The first observational studies showing an association between NAFLD and psoriasis began to appear during the last 10 years,25,26 and the association has since been confirmed.27,28 Gisondietal.25 saw a higher rate of ultrasound-diagnosed NAFLD (47%) in a series of 130 consecutive patients with psoriasis than in 260 healthy controls (28%) matched for age, sex, and BMI. The psoriasis patients were also more likely to have metabolic syndrome and higher C-reactive protein levels; those who also had NAFLD had higher interleukin (IL) 6 and lower adiponectin levels than those without the disease. Abedinietal.28 reported finding NAFLD in 65.6% of patients with psoriasis (vs 35% of healthy controls), and vanderVoortetal.27 found that 46.2% of psoriatic patients and 33.3% of controls had NAFLD in a population-based series of 2292 persons over the age of 55 years in Rotterdam.
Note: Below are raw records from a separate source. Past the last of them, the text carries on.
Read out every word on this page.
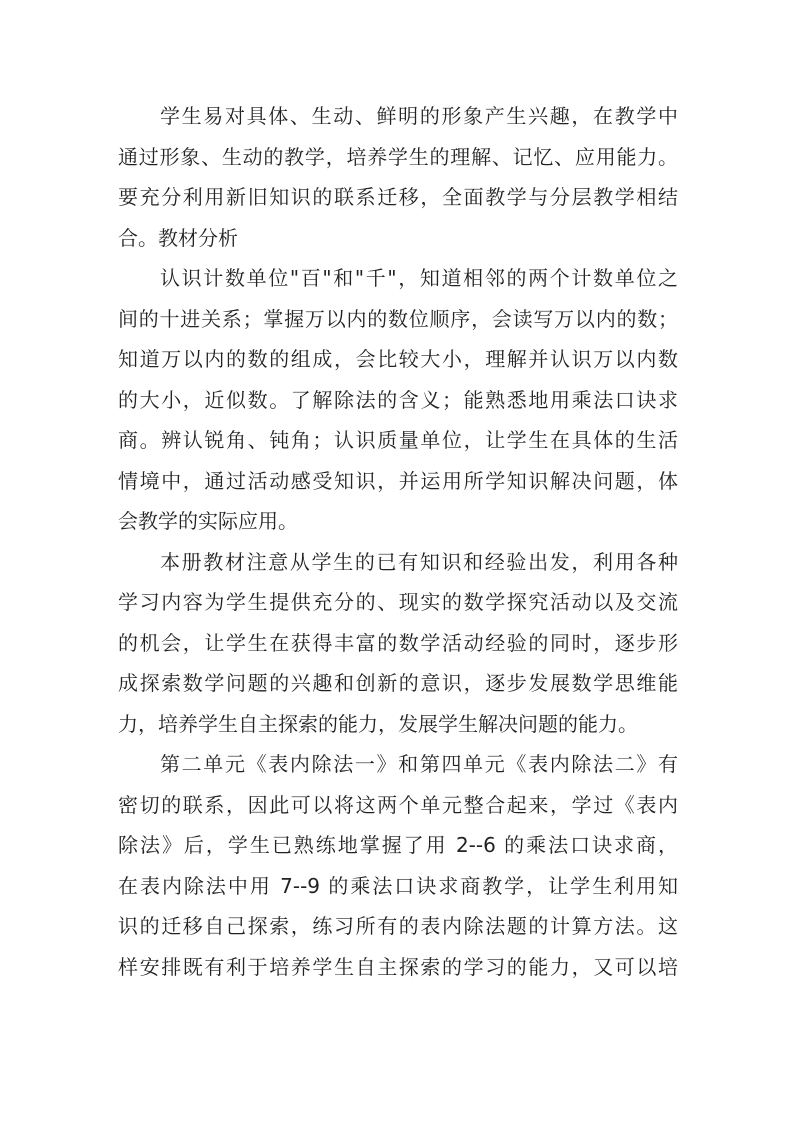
学生易对具体、生动、鲜明的形象产生兴趣，在教学中
通过形象、生动的教学，培养学生的理解、记忆、应用能力。
要充分利用新旧知识的联系迁移，全面教学与分层教学相结
合。教材分析
认识计数单位"百"和"千"，知道相邻的两个计数单位之
间的十进关系；掌握万以内的数位顺序，会读写万以内的数；
知道万以内的数的组成，会比较大小，理解并认识万以内数
的大小，近似数。了解除法的含义；能熟悉地用乘法口诀求
商。辨认锐角、钝角；认识质量单位，让学生在具体的生活
情境中，通过活动感受知识，并运用所学知识解决问题，体
会教学的实际应用。
本册教材注意从学生的已有知识和经验出发，利用各种
学习内容为学生提供充分的、现实的数学探究活动以及交流
的机会，让学生在获得丰富的数学活动经验的同时，逐步形
成探索数学问题的兴趣和创新的意识，逐步发展数学思维能
力，培养学生自主探索的能力，发展学生解决问题的能力。
第二单元《表内除法一》和第四单元《表内除法二》有
密切的联系，因此可以将这两个单元整合起来，学过《表内
除法》后，学生已熟练地掌握了用 2--6 的乘法口诀求商，
在表内除法中用 7--9 的乘法口诀求商教学，让学生利用知
识的迁移自己探索，练习所有的表内除法题的计算方法。这
样安排既有利于培养学生自主探索的学习的能力，又可以培
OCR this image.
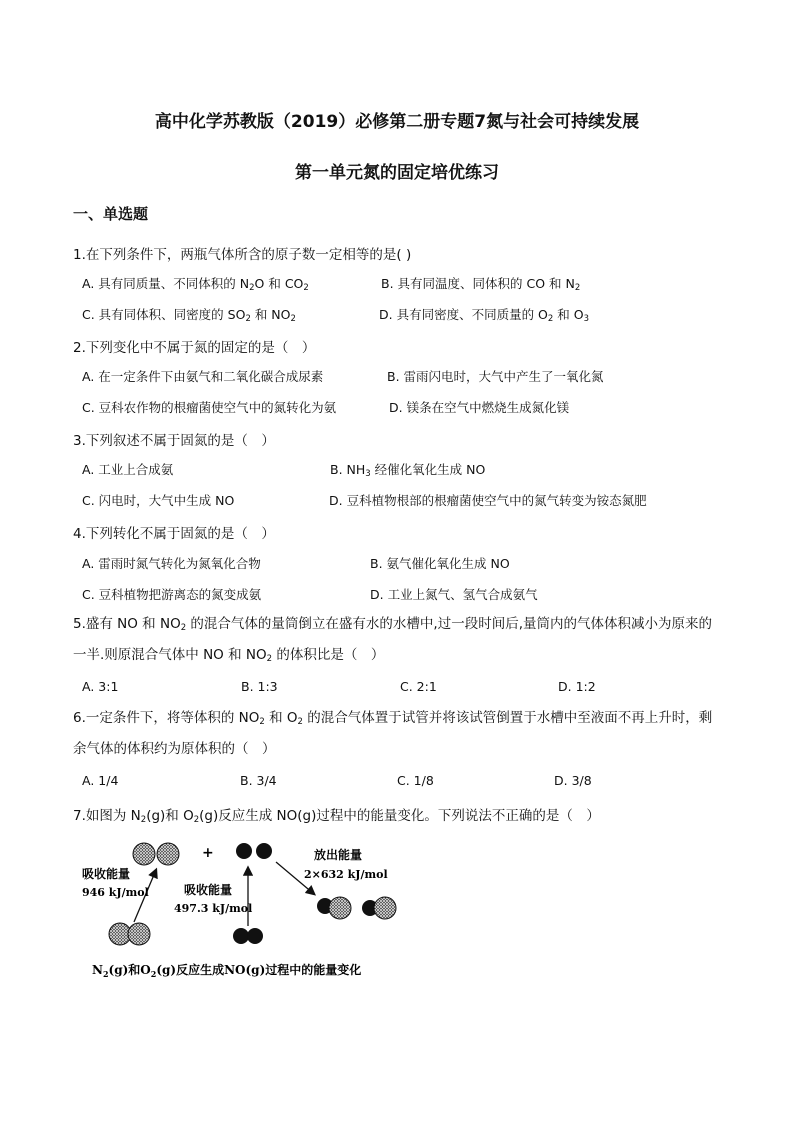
高中化学苏教版（2019）必修第二册专题7氮与社会可持续发展
第一单元氮的固定培优练习
一、单选题
1.在下列条件下，两瓶气体所含的原子数一定相等的是( )
A. 具有同质量、不同体积的 $N_2O$ 和 $CO_2$	B. 具有同温度、同体积的 CO 和 $N_2$
C. 具有同体积、同密度的 $SO_2$ 和 $NO_2$	D. 具有同密度、不同质量的 $O_2$ 和 $O_3$
2.下列变化中不属于氮的固定的是（　）
A. 在一定条件下由氨气和二氧化碳合成尿素	B. 雷雨闪电时，大气中产生了一氧化氮
C. 豆科农作物的根瘤菌使空气中的氮转化为氨	D. 镁条在空气中燃烧生成氮化镁
3.下列叙述不属于固氮的是（　）
A. 工业上合成氨	B. $NH_3$ 经催化氧化生成 NO
C. 闪电时，大气中生成 NO	D. 豆科植物根部的根瘤菌使空气中的氮气转变为铵态氮肥
4.下列转化不属于固氮的是（　）
A. 雷雨时氮气转化为氮氧化合物	B. 氨气催化氧化生成 NO
C. 豆科植物把游离态的氮变成氨	D. 工业上氮气、氢气合成氨气
5.盛有 NO 和 $NO_2$ 的混合气体的量筒倒立在盛有水的水槽中,过一段时间后,量筒内的气体体积减小为原来的一半.则原混合气体中 NO 和 $NO_2$ 的体积比是（　）
A. 3:1	B. 1:3	C. 2:1	D. 1:2
6.一定条件下，将等体积的 $NO_2$ 和 $O_2$ 的混合气体置于试管并将该试管倒置于水槽中至液面不再上升时，剩余气体的体积约为原体积的（　）
A. 1/4	B. 3/4	C. 1/8	D. 3/8
7.如图为 $N_2(g)$和 $O_2(g)$反应生成 NO(g)过程中的能量变化。下列说法不正确的是（　）
+
吸收能量
946 kJ/mol	吸收能量
497.3 kJ/mol
放出能量
2×632 kJ/mol
$N_2(g)$和$O_2(g)$反应生成NO(g)过程中的能量变化
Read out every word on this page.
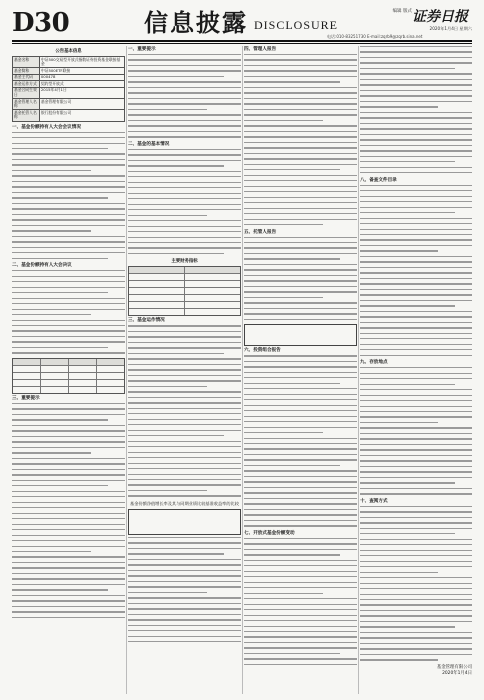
D30	信息披露 DISCLOSURE
编辑 版式 证券日报
2020年1月4日 星期六
电话:010-83251730 E-mail:zqrb9@zqrb.sina.net
公告基本信息
基金名称	中证500交易型开放式指数证券投资基金联接基金
基金简称	中证500ETF联接
基金主代码	000478
基金运作方式	契约型开放式
基金合同生效日	2015年4月1日
基金管理人名称	基金管理有限公司
基金托管人名称	银行股份有限公司
一、基金份额持有人大会会议情况
二、基金份额持有人大会决议
三、重要提示
一、重要提示
二、基金的基本情况
主要财务指标
三、基金运作情况
基金份额净值增长率及其与同期业绩比较基准收益率的比较
四、管理人报告
五、托管人报告
六、投资组合报告
七、开放式基金份额变动
八、备查文件目录
九、存放地点
十、查阅方式
基金管理有限公司
2020年1月4日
These findings may be attributable to the association between psoriasis and metabolic syndrome, given that the conditions defining the latter are those that lead to NAFLD.29 Mieleetal.26 studied a cohort of psoriasis patients with and without NAFLD, finding that NAFLD was also associated with psoriatic arthritis. Robertsetal.30 reported finding a relationship between greater severity of psoriasis and NAFLD. Specifically, they saw steatohepatitis in 22% of the patients with both psoriasis and NAFLD who underwent liver biopsy. The NAFLD patients with steatohepatitis were also more likely to be obese and have higher insulin and transaminase levels; they also found marked differences in risk for NAFLD according to ethnic origin. Similarly, vanderVoortetal.27 found that patients of Latin American origin carried greater risk (83%), followed by Caucasians (39%), and finally African Americans (33%).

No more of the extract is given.